I particularly enjoyed Ivy’s duality of faith.  The jarring juxtaposition of Christianity and Native American culture is handled flawlessly within the narrative.  This idea pulls from the reader all of the lore ever learned in school or on the news as you internalize how this twist-of-faith can exist.  This internal cataloguing and research happens in the back of your mind as only the few and varied elements are pieced together while reading.  As a scholar, I found myself encapsulated not only by the story on the page but the un-written back story the world has come to know.
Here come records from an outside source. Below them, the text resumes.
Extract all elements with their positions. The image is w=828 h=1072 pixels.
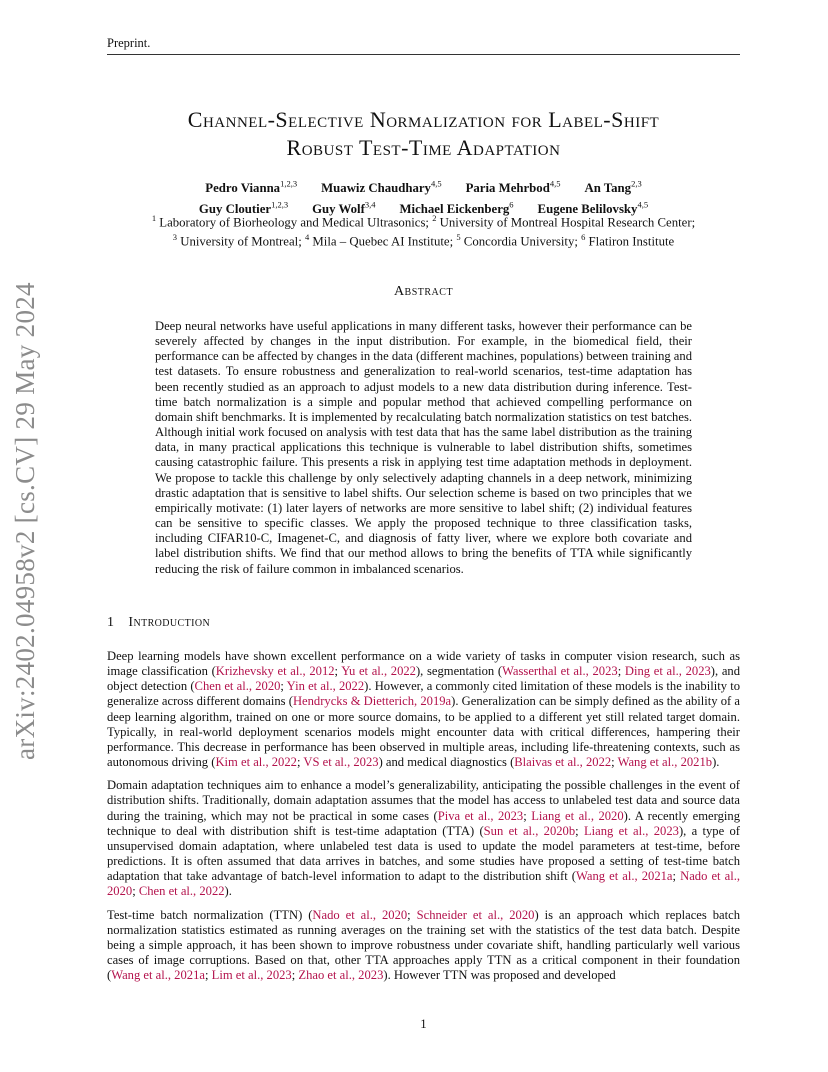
author-affiliation-marker: 1,2,3 bbox=[280, 179, 298, 189]
paragraph bbox=[107, 908, 740, 984]
author-name-text: Paria Mehrbod bbox=[465, 181, 550, 196]
paragraph-text: ; bbox=[575, 823, 584, 838]
affiliation-marker: 6 bbox=[581, 232, 586, 243]
affiliation-name: University of Montreal Hospital Research Center; bbox=[436, 215, 696, 230]
paragraph-text: ), a type of unsupervised domain adaptation, where unlabeled test data is used to update the model parameters at test-time, before predictions. It is often assumed that data arrives in batches, and some studies have proposed a setting of test-time batch adaptation that take advantage of batch-level information to adapt to the distribution shift ( bbox=[107, 823, 740, 884]
arxiv-identifier: arXiv:2402.04958v2 [cs.CV] 29 May 2024 bbox=[10, 282, 40, 760]
author-name bbox=[584, 181, 641, 195]
paragraph-text: ). Generalization can be simply defined as the ability of a deep learning algorithm, trained on one or more source domains, to be applied to a different yet still related target domain. Typically, in real-world deployment scenarios models might encounter data with critical differences, hampering their performance. This decrease in performance has been observed in multiple areas, including life-threatening contexts, such as autonomous driving ( bbox=[107, 694, 740, 770]
affiliation-marker: 5 bbox=[456, 232, 461, 243]
paragraph-text: ). bbox=[224, 884, 232, 899]
author-name-text: Pedro Vianna bbox=[205, 181, 281, 196]
citation-link[interactable]: Nado et al., 2020 bbox=[312, 907, 408, 922]
affiliation-line-1 bbox=[107, 211, 740, 230]
citation-link[interactable]: Zhao et al., 2023 bbox=[298, 968, 384, 983]
author-name bbox=[466, 181, 561, 195]
abstract-heading: Abstract bbox=[393, 284, 454, 299]
affiliation-name: Mila – Quebec AI Institute; bbox=[309, 234, 457, 249]
author-affiliation-marker: 4,5 bbox=[430, 179, 442, 189]
citation-link[interactable]: Nado et al., 2020 bbox=[107, 869, 740, 899]
paragraph-text: ). However TTN was proposed and developed bbox=[383, 968, 616, 983]
affiliation-marker: 3 bbox=[172, 232, 178, 243]
citation-link[interactable]: Blaivas et al., 2022 bbox=[514, 755, 612, 770]
paragraph-text: ; bbox=[611, 755, 618, 770]
author-affiliation-marker: 2,3 bbox=[631, 179, 642, 189]
affiliation-marker: 2 bbox=[432, 213, 437, 223]
affiliation-line-2 bbox=[107, 230, 740, 249]
paragraph-text: ; bbox=[204, 968, 212, 983]
affiliation-name: Flatiron Institute bbox=[585, 234, 675, 249]
title-line-1: Channel-Selective Normalization for Label-Shift bbox=[187, 107, 660, 132]
author-name-text: Eugene Belilovsky bbox=[537, 201, 638, 216]
paragraph-text: ; bbox=[132, 884, 139, 899]
citation-link[interactable]: Hendrycks & Dietterich, 2019a bbox=[292, 694, 452, 709]
citation-link[interactable]: Yu et al., 2022 bbox=[341, 664, 416, 679]
paragraph-text: ), and object detection ( bbox=[107, 664, 741, 694]
citation-link[interactable]: Kim et al., 2022 bbox=[215, 755, 297, 770]
paragraph-text: ; bbox=[291, 968, 299, 983]
page-number: 1 bbox=[420, 1017, 427, 1031]
citation-link[interactable]: Wasserthal et al., 2023 bbox=[502, 664, 618, 679]
citation-link[interactable]: Schneider et al., 2020 bbox=[416, 907, 535, 922]
paragraph bbox=[107, 778, 740, 899]
author-name bbox=[205, 181, 297, 195]
citation-link[interactable]: Liang et al., 2020 bbox=[531, 808, 624, 823]
author-name-text: Michael Eickenberg bbox=[399, 201, 510, 216]
affiliation-marker: 4 bbox=[304, 232, 310, 243]
paragraph-text: ). bbox=[712, 755, 720, 770]
author-name-text: Guy Cloutier bbox=[198, 201, 272, 216]
section-heading bbox=[107, 615, 210, 631]
paragraph-text: ). However, a commonly cited limitation of these models is the inability to generalize across different domains ( bbox=[107, 679, 740, 709]
title-line-2: Robust Test-Time Adaptation bbox=[286, 135, 561, 160]
author-affiliation-marker: 1,2,3 bbox=[271, 199, 289, 210]
author-affiliation-marker: 6 bbox=[509, 199, 514, 210]
paragraph-text: ; bbox=[296, 755, 304, 770]
author-affiliation-marker: 4,5 bbox=[549, 179, 561, 189]
running-header: Preprint. bbox=[107, 36, 740, 55]
citation-link[interactable]: Lim et al., 2023 bbox=[211, 968, 292, 983]
affiliation-name: Concordia University; bbox=[460, 234, 582, 249]
paragraph-text: ; bbox=[407, 907, 417, 922]
paragraph-text: ; bbox=[672, 869, 681, 884]
citation-link[interactable]: Krizhevsky et al., 2012 bbox=[215, 664, 335, 679]
citation-link[interactable]: Yin et al., 2022 bbox=[286, 679, 365, 694]
affiliations bbox=[107, 211, 740, 250]
paragraph-text: ; bbox=[334, 664, 342, 679]
paragraph-text: Domain adaptation techniques aim to enhance a model’s generalizability, anticipating the possible challenges in the event of distribution shifts. Traditionally, domain adaptation assumes that the model has access to unlabeled test data and source data during the training, which may not be practical in some cases ( bbox=[107, 778, 740, 823]
citation-link[interactable]: Wang et al., 2021a bbox=[111, 968, 205, 983]
paragraph-text: ; bbox=[280, 679, 287, 694]
citation-link[interactable]: Chen et al., 2022 bbox=[138, 884, 225, 899]
paragraph-text: Deep learning models have shown excellent performance on a wide variety of tasks in computer vision research, such as image classification ( bbox=[107, 649, 740, 679]
citation-link[interactable]: Piva et al., 2023 bbox=[437, 808, 524, 823]
citation-link[interactable]: Liang et al., 2023 bbox=[583, 823, 679, 838]
citation-link[interactable]: Chen et al., 2020 bbox=[194, 679, 281, 694]
paragraph-text: Test-time batch normalization (TTN) ( bbox=[107, 907, 313, 922]
paragraph bbox=[107, 649, 740, 770]
paragraph-text: ) is an approach which replaces batch normalization statistics estimated as running averages on the training set with the statistics of the test data batch. Despite being a simple approach, it has been shown to improve robustness under covariate shift, handling particularly well various cases of image corruptions. Based on that, other TTA approaches apply TTN as a critical component in their foundation ( bbox=[107, 907, 741, 983]
citation-link[interactable]: Wang et al., 2021a bbox=[576, 869, 673, 884]
abstract-text: Deep neural networks have useful applications in many different tasks, however their performance can be severely affected by changes in the input distribution. For example, in the biomedical field, their performance can be affected by changes in the data (different machines, populations) between training and test datasets. To ensure robustness and generalization to real-world scenarios, test-time adaptation has been recently studied as an approach to adjust models to a new data distribution during inference. Test-time batch normalization is a simple and popular method that achieved compelling performance on domain shift benchmarks. It is implemented by recalculating batch normalization statistics on test batches. Although initial work focused on analysis with test data that has the same label distribution as the training data, in many practical applications this technique is vulnerable to label distribution shifts, sometimes causing catastrophic failure. This presents a risk in applying test time adaptation methods in deployment. We propose to tackle this challenge by only selectively adapting channels in a deep network, minimizing drastic adaptation that is sensitive to label shifts. Our selection scheme is based on two principles that we empirically motivate: (1) later layers of networks are more sensitive to label shift; (2) individual features can be sensitive to specific classes. We apply the proposed technique to three classification tasks, including CIFAR10-C, Imagenet-C, and diagnosis of fatty liver, where we explore both covariate and label distribution shifts. We find that our method allows to bring the benefits of TTA while significantly reducing the risk of failure common in imbalanced scenarios. bbox=[155, 319, 692, 576]
paragraph-text: ). A recently emerging technique to deal with distribution shift is test-time adaptation (TTA) ( bbox=[107, 808, 741, 838]
affiliation-marker: 1 bbox=[151, 213, 157, 223]
citation-link[interactable]: Sun et al., 2020b bbox=[483, 823, 576, 838]
paragraph-text: ; bbox=[523, 808, 532, 823]
author-affiliation-marker: 4,5 bbox=[637, 199, 649, 210]
citation-link[interactable]: Wang et al., 2021b bbox=[617, 755, 713, 770]
author-affiliation-marker: 3,4 bbox=[364, 199, 376, 210]
author-name-text: An Tang bbox=[584, 181, 632, 196]
citation-link[interactable]: Ding et al., 2023 bbox=[624, 664, 711, 679]
author-name bbox=[321, 181, 441, 195]
paragraph-text: ) and medical diagnostics ( bbox=[378, 755, 515, 770]
section-number: 1 bbox=[107, 615, 115, 630]
author-row-1 bbox=[107, 176, 740, 196]
section-title: Introduction bbox=[128, 615, 211, 630]
affiliation-name: Laboratory of Biorheology and Medical Ultrasonics; bbox=[156, 215, 433, 230]
author-name-text: Muawiz Chaudhary bbox=[321, 181, 431, 196]
paragraph-text: ; bbox=[617, 664, 625, 679]
paragraph-text: ), segmentation ( bbox=[415, 664, 503, 679]
citation-link[interactable]: VS et al., 2023 bbox=[303, 755, 379, 770]
affiliation-name: University of Montreal; bbox=[177, 234, 305, 249]
author-name-text: Guy Wolf bbox=[312, 201, 365, 216]
paper-title bbox=[107, 106, 740, 162]
body-text bbox=[107, 649, 740, 991]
The abilities that Ivy and her compatriots blossom into happen incognito, with a subtlety of word and poignancy of phrase that build to a point where the reader feels they have always known the truth – without spoiling the surprise at the end.  What is especially powerful about the abilities that these kids develop is that they are an extension of natural aptitudes we see in daily life.

I was delighted to find the author’s “play-list” at the end of the book.  She pinpointed a song that most rang true in her heart for each chapter.  This is not only the epitome of a teen’s experience (a soundtrack of life) but a faithful connection to Horn’s audience with music they too can identify with (and many adults, too).  It is little touches such as these that infuse Eyes of Lightning with a sense of heightened reality and readily whisks readers into the heart of the story.

I can’t wait to read book two, Wings of Thunder, and learn more about the curse that binds Ivy and her family.

Review by M.J. Moores, OCT. Author. Editor. Business Owner.